Había esquivado por completo la pregunta del reportero. Al menos no iba a tirarse de un puente si Rask se lo pedía o no lo haría sin ponérselo difícil.

«¿Saben ya quién es la víctima?», preguntó el reportero.

«Llevaba la documentación encima, pero no queremos hacer pública esa información antes de notificar la muerte a la familia.»

«Y el homicida —prosiguió el reportero—, ¿tienen alguna pista sobre de quién podría tratarse?»

«De momento no vamos a hacer ningún comentario al respecto.»

«Este incidente ha ocurrido prácticamente en la estela del anterior y ambos son de naturaleza muy similar. ¿Cree que podrían estar relacionados?»

El
sheriff
cerró los ojos un instante, un suspiro visual, e hizo una pausa antes de seguir hablando.

«En este momento no vamos a hacer declaraciones sobre el caso ni su naturaleza con el fin de preservar la integridad de la investigación. Como ya he dicho, agradeceremos a todo el mundo que actúe con discreción y calma, y que no haga circular rumores sobre este incidente.»

«Gracias,
sheriff
—dijo el reportero y de pronto el cámara le enfocó sólo la cara—. Una vez más, si acaba de poner las noticias, estamos en el condado de Clayton: un lugar que ha recibido el azote, puede que por segunda vez, de un asesino que deja tras de sí un cadáver y un pueblo aterrorizado.»
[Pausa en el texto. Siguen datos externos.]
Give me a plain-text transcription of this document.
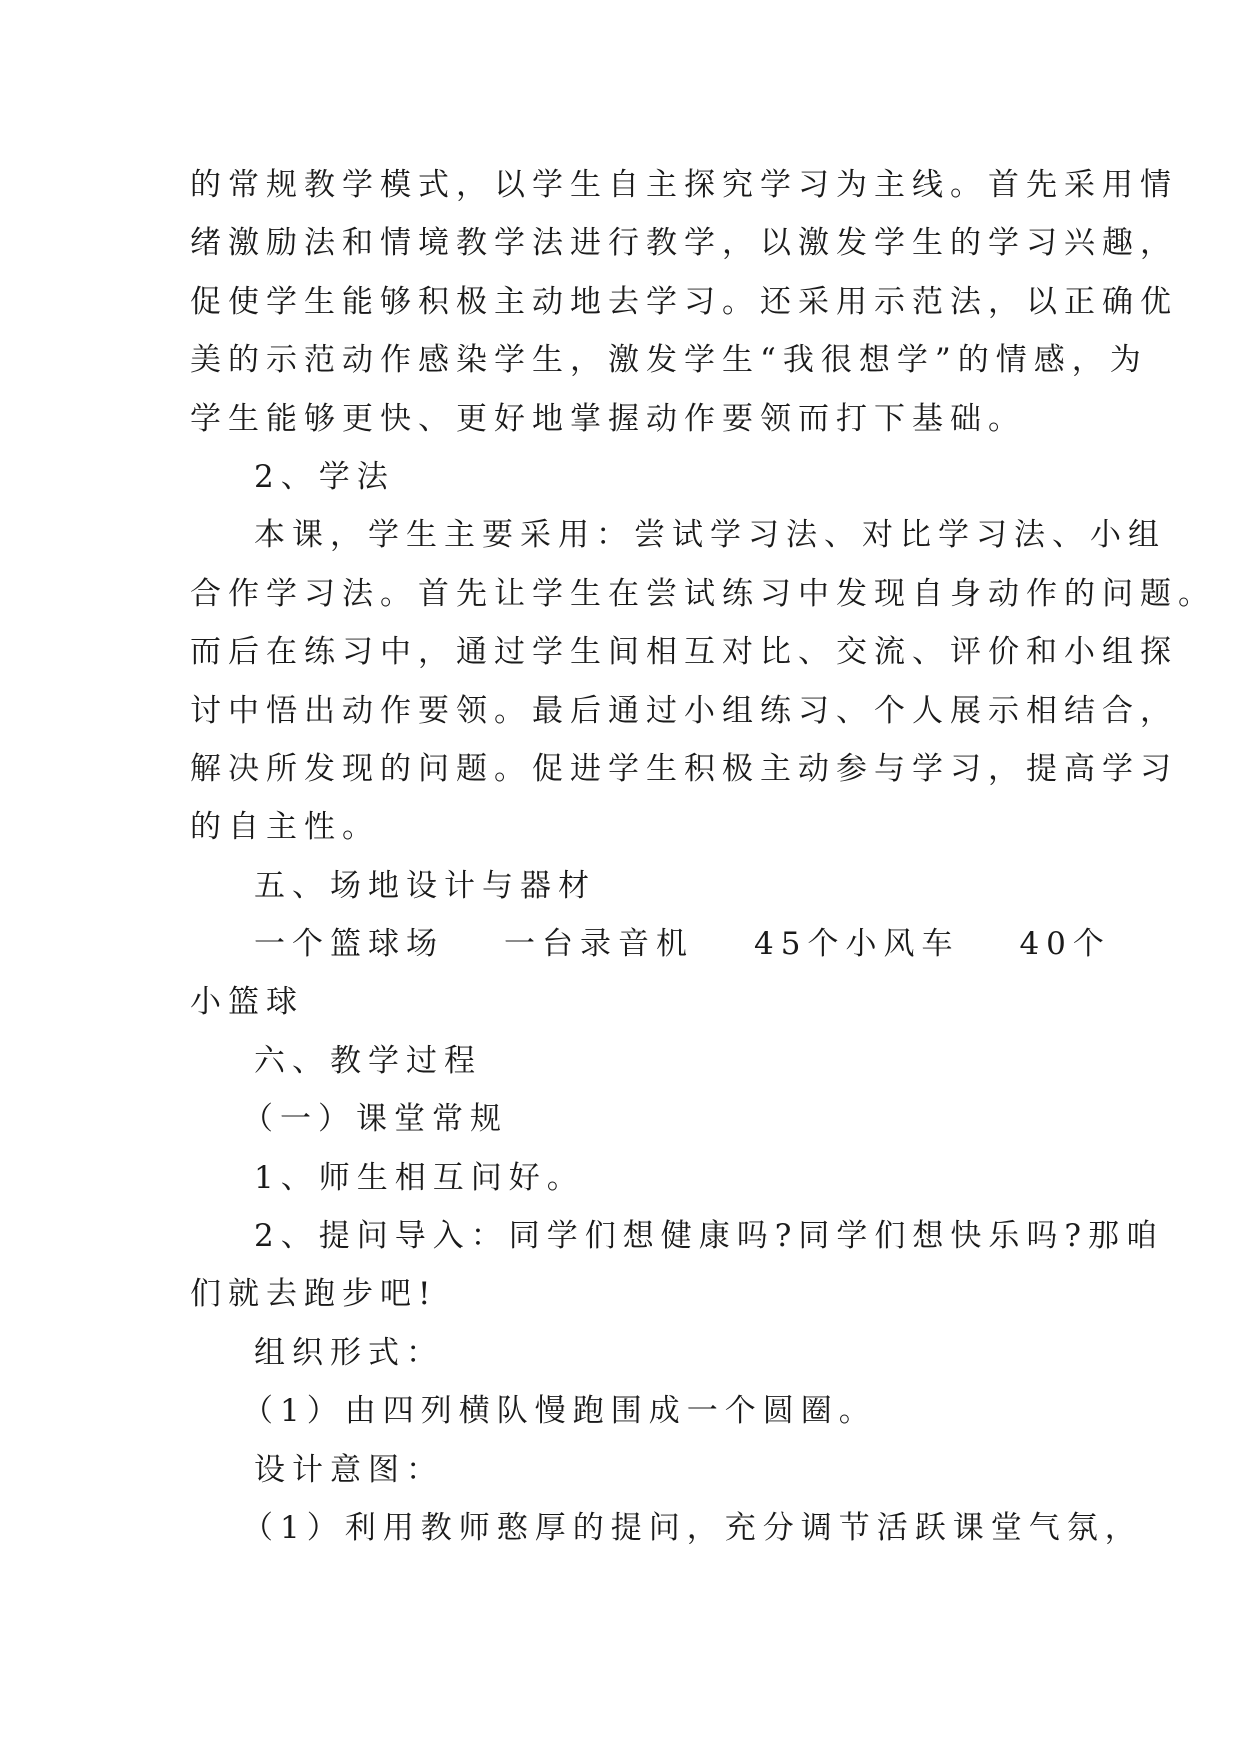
的常规教学模式，以学生自主探究学习为主线。首先采用情
绪激励法和情境教学法进行教学，以激发学生的学习兴趣，
促使学生能够积极主动地去学习。还采用示范法，以正确优
美的示范动作感染学生，激发学生“我很想学”的情感，为
学生能够更快、更好地掌握动作要领而打下基础。
2、学法
本课，学生主要采用：尝试学习法、对比学习法、小组
合作学习法。首先让学生在尝试练习中发现自身动作的问题。
而后在练习中，通过学生间相互对比、交流、评价和小组探
讨中悟出动作要领。最后通过小组练习、个人展示相结合，
解决所发现的问题。促进学生积极主动参与学习，提高学习
的自主性。
五、场地设计与器材
一个篮球场 一台录音机 45个小风车 40个
小篮球
六、教学过程
（一）课堂常规
1、师生相互问好。
2、提问导入：同学们想健康吗?同学们想快乐吗?那咱
们就去跑步吧!
组织形式：
（1）由四列横队慢跑围成一个圆圈。
设计意图：
（1）利用教师憨厚的提问，充分调节活跃课堂气氛，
—Menudo imbécil es ese Ted Rask —dijo mi madre de camino al frigorífico con paso firme—. Lo último que necesitamos aquí es que cunda el pánico por un asesino de masas.
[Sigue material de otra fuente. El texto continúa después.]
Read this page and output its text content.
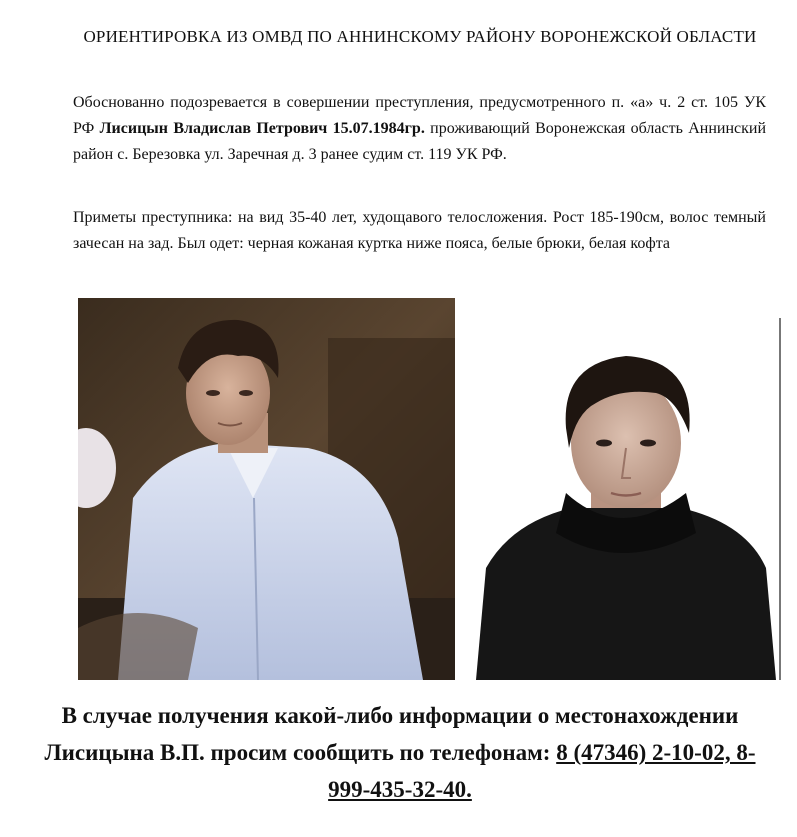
ОРИЕНТИРОВКА ИЗ ОМВД ПО АННИНСКОМУ РАЙОНУ ВОРОНЕЖСКОЙ ОБЛАСТИ
Обоснованно подозревается в совершении преступления, предусмотренного п. «а» ч. 2 ст. 105 УК РФ Лисицын Владислав Петрович 15.07.1984гр. проживающий Воронежская область Аннинский район с. Березовка ул. Заречная д. 3 ранее судим ст. 119 УК РФ.
Приметы преступника: на вид 35-40 лет, худощавого телосложения. Рост 185-190см, волос темный зачесан на зад. Был одет: черная кожаная куртка ниже пояса, белые брюки, белая кофта
В случае получения какой-либо информации о местонахождении Лисицына В.П. просим сообщить по телефонам: 8 (47346) 2-10-02, 8-999-435-32-40.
Un asesino de masas y un asesino en serie son cosas completamente diferentes, pero en ese momento no tenía demasiadas ganas de discutir sobre la diferencia entre ambos.

—Creo que lo último que necesitamos son los asesinatos —repliqué cauto—. El pánico sería lo penúltimo.
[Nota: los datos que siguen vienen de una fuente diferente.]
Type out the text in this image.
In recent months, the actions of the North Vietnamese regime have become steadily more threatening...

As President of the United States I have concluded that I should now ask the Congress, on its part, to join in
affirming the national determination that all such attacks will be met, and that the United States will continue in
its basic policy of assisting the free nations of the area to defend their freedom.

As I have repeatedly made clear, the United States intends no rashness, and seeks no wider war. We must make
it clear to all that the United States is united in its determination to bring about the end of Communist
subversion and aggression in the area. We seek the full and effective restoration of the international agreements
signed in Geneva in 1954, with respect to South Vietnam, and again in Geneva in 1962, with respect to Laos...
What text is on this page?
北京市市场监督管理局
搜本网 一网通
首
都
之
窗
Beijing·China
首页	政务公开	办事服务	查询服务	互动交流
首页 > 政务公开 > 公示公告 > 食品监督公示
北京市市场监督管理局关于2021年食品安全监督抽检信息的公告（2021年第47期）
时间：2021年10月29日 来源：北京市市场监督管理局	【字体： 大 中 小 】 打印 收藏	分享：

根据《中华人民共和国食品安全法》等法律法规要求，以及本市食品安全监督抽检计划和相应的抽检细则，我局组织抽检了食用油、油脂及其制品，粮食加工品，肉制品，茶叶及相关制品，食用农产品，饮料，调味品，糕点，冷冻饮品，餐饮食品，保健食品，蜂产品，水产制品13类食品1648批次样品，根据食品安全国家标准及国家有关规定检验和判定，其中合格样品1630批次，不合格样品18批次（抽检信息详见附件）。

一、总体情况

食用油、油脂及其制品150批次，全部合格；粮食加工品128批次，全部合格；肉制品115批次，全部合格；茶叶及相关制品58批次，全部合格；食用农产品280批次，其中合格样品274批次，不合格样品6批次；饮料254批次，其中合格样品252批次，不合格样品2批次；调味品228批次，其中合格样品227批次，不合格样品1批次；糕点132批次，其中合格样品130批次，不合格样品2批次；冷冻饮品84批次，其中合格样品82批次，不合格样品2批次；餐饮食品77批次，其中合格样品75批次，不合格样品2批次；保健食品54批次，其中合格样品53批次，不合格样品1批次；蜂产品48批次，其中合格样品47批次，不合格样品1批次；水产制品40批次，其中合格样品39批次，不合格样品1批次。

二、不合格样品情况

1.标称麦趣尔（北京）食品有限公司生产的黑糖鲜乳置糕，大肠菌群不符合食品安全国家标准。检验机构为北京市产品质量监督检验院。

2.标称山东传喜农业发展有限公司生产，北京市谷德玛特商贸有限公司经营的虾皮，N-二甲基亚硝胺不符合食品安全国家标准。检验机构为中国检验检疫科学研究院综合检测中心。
—En una ciudad pequeña como ésta, el pánico sería igual de malo o peor —dijo mientras se servía un vaso de leche—. La gente se asusta y se marcha de aquí, o se queda en casa por la noche con la puerta cerrada; de repente los negocios empiezan a tener problemas y la tensión aumenta todavía más. —Bebió un trago de leche—. Sólo hace falta que alguna persona estrecha de miras empiece a buscar una cabeza de turco y en un abrir y cerrar de ojos el pánico se convierte en caos.

«No podemos mostrarles el cadáver en detalle —afirmó Rask en la tele—, porque se trata de una imagen realmente espeluznante, horrible, y la policía no nos permite acercarnos lo suficiente. Pero sí disponemos de algunos detalles. Parece que nadie presenció el asesinato, aunque aquellos que han visto el cadáver de cerca nos han informado de que el escenario es mucho más sangriento que el anterior. Si estamos hablando del mismo homicida, podría ser que el nivel de violencia vaya en aumento, lo que supone una mala señal para lo que pueda ocurrir en el futuro.»